Une autre explication de la quasi‑disparition de cet ouvrage des scènes lyriques de nos jours (hormis par exemple à Londres en 2012 ou à Bruxelles en 2019) est la difficulté à réunir un plateau vocal à la hauteur, qui, outre le brio vocal redoutable requis, doit maîtriser parfaitement la langue française pour rendre justice à la déclamation, essentielle ici. Ce disque relève le pari haut la main grâce aux bons soins des équipes du Palazzetto Bru Zane, soutien toujours aussi décisif pour les non‑francophones (trois parmi les quatre chanteurs principaux).
Ainsi de John Osborn (Robert), qui prouve une nouvelle fois son affinité avec le répertoire français (voir encore récemment son interprétation éloquente dans La Juive, à Genève), à force d’aisance et d’éclat sur une large tessiture, sans jamais oublier le sens du texte. A ses côtés, Erin Morley (Isabelle) fait valoir un velouté d’émission et des aigus rayonnants avec une facilité déconcertante, d’une tendresse étreignante, qu’il faut absolument entendre dans la cavatine déchirante « Grâce pour toi » au IV, l’un des sommets de l’ouvrage.

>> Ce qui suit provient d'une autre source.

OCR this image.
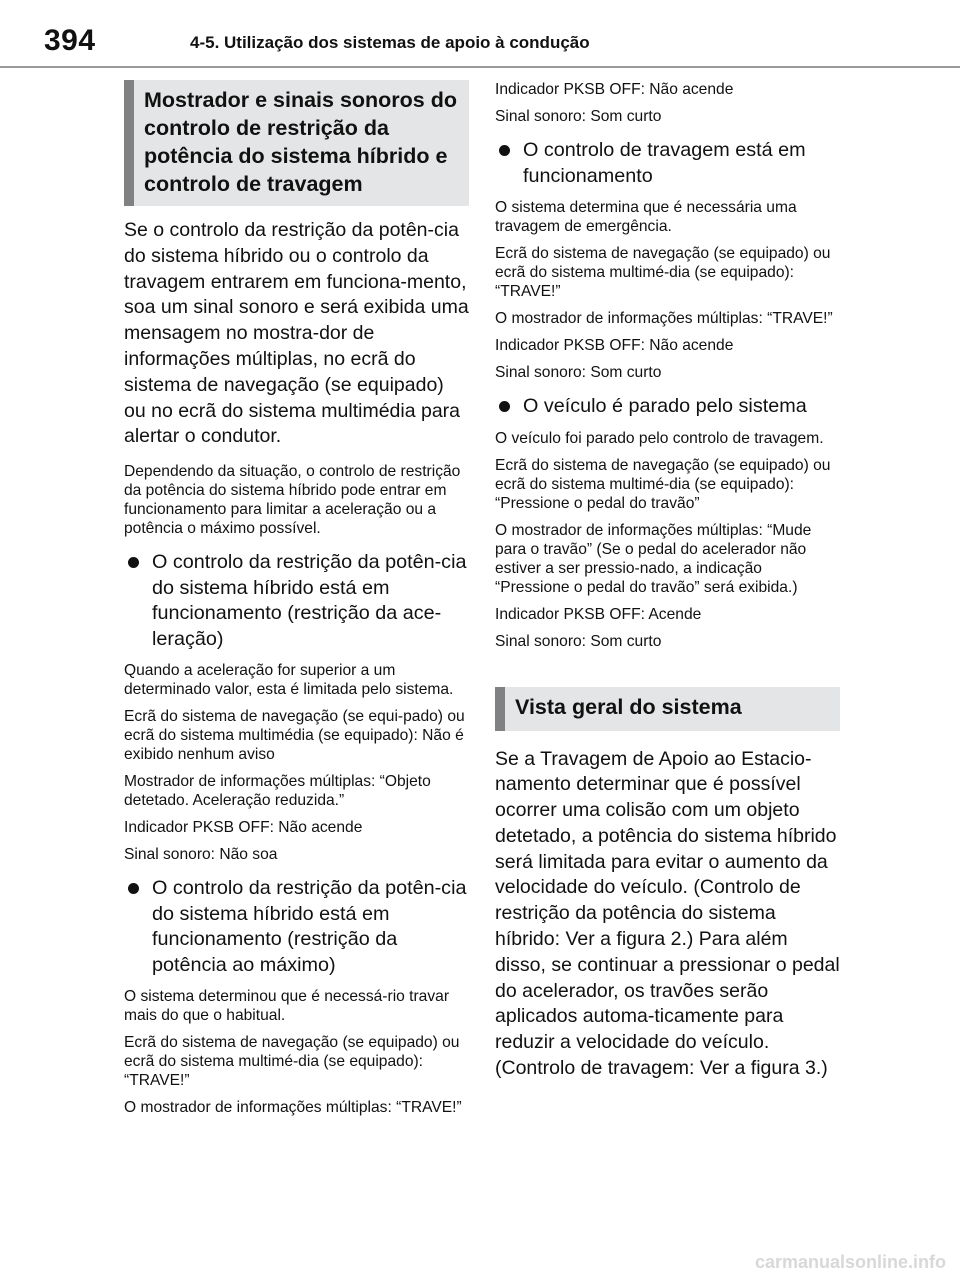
394	4-5. Utilização dos sistemas de apoio à condução
Mostrador e sinais sonoros do controlo de restrição da potência do sistema híbrido e controlo de travagem

Se o controlo da restrição da potên-cia do sistema híbrido ou o controlo da travagem entrarem em funciona-mento, soa um sinal sonoro e será exibida uma mensagem no mostra-dor de informações múltiplas, no ecrã do sistema de navegação (se equipado) ou no ecrã do sistema multimédia para alertar o condutor.

Dependendo da situação, o controlo de restrição da potência do sistema híbrido pode entrar em funcionamento para limitar a aceleração ou a potência o máximo possível.

O controlo da restrição da potên-cia do sistema híbrido está em funcionamento (restrição da ace-leração)

Quando a aceleração for superior a um determinado valor, esta é limitada pelo sistema.

Ecrã do sistema de navegação (se equi-pado) ou ecrã do sistema multimédia (se equipado): Não é exibido nenhum aviso

Mostrador de informações múltiplas: “Objeto detetado. Aceleração reduzida.”

Indicador PKSB OFF: Não acende

Sinal sonoro: Não soa

O controlo da restrição da potên-cia do sistema híbrido está em funcionamento (restrição da potência ao máximo)

O sistema determinou que é necessá-rio travar mais do que o habitual.

Ecrã do sistema de navegação (se equipado) ou ecrã do sistema multimé-dia (se equipado): “TRAVE!”

O mostrador de informações múltiplas: “TRAVE!”

Indicador PKSB OFF: Não acende

Sinal sonoro: Som curto

O controlo de travagem está em funcionamento

O sistema determina que é necessária uma travagem de emergência.

Ecrã do sistema de navegação (se equipado) ou ecrã do sistema multimé-dia (se equipado): “TRAVE!”

O mostrador de informações múltiplas: “TRAVE!”

Indicador PKSB OFF: Não acende

Sinal sonoro: Som curto

O veículo é parado pelo sistema

O veículo foi parado pelo controlo de travagem.

Ecrã do sistema de navegação (se equipado) ou ecrã do sistema multimé-dia (se equipado): “Pressione o pedal do travão”

O mostrador de informações múltiplas: “Mude para o travão” (Se o pedal do acelerador não estiver a ser pressio-nado, a indicação “Pressione o pedal do travão” será exibida.)

Indicador PKSB OFF: Acende

Sinal sonoro: Som curto

Vista geral do sistema

Se a Travagem de Apoio ao Estacio-namento determinar que é possível ocorrer uma colisão com um objeto detetado, a potência do sistema híbrido será limitada para evitar o aumento da velocidade do veículo. (Controlo de restrição da potência do sistema híbrido: Ver a figura 2.) Para além disso, se continuar a pressionar o pedal do acelerador, os travões serão aplicados automa-ticamente para reduzir a velocidade do veículo. (Controlo de travagem: Ver a figura 3.)

carmanualsonline.info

On aime aussi grandement l’étourdissante Amina Edris (Alice), très à l’aise dans la virtuosité, même si la prononciation reste à améliorer dans les passages rapides. C’est là le grand point fort de Nicolas Courjal (Bertram), et ce malgré un vibrato prononcé dans les parties plus enlevées. Le chanteur français démontre toute ses qualités superlatives de diseur, qui lui ont déjà valu des louanges méritées en des rôles similaires, notamment celui de Méphistophélès dans La Damnation de Faust, comme à Strasbourg en 2019.

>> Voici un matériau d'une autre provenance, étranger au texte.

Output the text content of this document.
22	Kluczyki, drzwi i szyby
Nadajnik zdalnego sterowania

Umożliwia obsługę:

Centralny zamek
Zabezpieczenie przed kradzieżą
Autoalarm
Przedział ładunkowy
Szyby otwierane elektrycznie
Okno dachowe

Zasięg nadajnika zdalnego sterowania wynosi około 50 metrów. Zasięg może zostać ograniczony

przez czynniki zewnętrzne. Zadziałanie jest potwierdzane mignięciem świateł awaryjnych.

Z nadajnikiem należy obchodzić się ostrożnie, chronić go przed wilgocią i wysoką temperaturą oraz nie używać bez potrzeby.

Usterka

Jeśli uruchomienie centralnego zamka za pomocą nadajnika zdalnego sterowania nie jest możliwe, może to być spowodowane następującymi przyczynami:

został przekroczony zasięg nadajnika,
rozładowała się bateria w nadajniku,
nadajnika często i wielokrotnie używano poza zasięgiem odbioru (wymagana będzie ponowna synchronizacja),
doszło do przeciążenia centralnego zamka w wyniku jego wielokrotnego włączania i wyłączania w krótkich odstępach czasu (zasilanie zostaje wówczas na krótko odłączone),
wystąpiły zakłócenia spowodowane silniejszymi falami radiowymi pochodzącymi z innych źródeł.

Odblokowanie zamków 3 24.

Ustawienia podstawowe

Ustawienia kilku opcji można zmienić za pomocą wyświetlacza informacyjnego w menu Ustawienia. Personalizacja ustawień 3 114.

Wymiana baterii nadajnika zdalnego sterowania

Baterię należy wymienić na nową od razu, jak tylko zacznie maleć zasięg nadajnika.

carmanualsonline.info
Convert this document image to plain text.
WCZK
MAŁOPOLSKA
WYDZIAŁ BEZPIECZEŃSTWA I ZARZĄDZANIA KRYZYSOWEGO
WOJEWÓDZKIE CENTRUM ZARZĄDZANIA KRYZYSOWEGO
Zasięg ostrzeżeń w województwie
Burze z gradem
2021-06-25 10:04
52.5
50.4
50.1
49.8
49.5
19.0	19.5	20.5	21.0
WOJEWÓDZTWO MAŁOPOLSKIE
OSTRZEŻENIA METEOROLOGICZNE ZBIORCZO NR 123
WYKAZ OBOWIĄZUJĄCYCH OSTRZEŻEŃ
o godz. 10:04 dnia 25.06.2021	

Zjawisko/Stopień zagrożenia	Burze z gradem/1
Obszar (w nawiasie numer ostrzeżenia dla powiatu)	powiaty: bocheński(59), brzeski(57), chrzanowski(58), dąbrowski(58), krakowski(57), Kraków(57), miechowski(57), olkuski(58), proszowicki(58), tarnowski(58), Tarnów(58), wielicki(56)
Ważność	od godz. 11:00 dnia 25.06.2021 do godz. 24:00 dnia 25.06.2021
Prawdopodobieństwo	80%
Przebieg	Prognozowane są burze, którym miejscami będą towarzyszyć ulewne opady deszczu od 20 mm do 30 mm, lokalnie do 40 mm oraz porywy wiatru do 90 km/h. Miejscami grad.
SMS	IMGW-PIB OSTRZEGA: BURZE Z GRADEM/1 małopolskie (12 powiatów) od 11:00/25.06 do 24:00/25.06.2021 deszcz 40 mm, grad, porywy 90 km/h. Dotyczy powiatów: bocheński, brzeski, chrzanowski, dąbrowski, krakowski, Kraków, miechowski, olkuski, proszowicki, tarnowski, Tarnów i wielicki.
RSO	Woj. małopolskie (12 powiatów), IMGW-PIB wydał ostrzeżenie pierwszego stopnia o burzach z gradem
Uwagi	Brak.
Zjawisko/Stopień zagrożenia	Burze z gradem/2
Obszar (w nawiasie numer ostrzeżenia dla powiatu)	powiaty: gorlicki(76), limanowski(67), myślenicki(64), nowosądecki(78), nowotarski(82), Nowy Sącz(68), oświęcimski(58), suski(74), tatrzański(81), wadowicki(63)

Aux côtés de seconds rôles tous très investis, le Chœur de l’Opéra national de Bordeaux fait valoir des qualités de précision surtout audibles côté féminin. Mais c’est surtout la prestation de Marc Minkowski, à la tête d’un excellent Orchestre national Bordeaux Aquitaine, qui rend cette publication indispensable, à force d’énergie communicative, d’ivresse rythmique et d’attention aux nuances. De grands disques, qui portent haut le génie de Meyerbeer.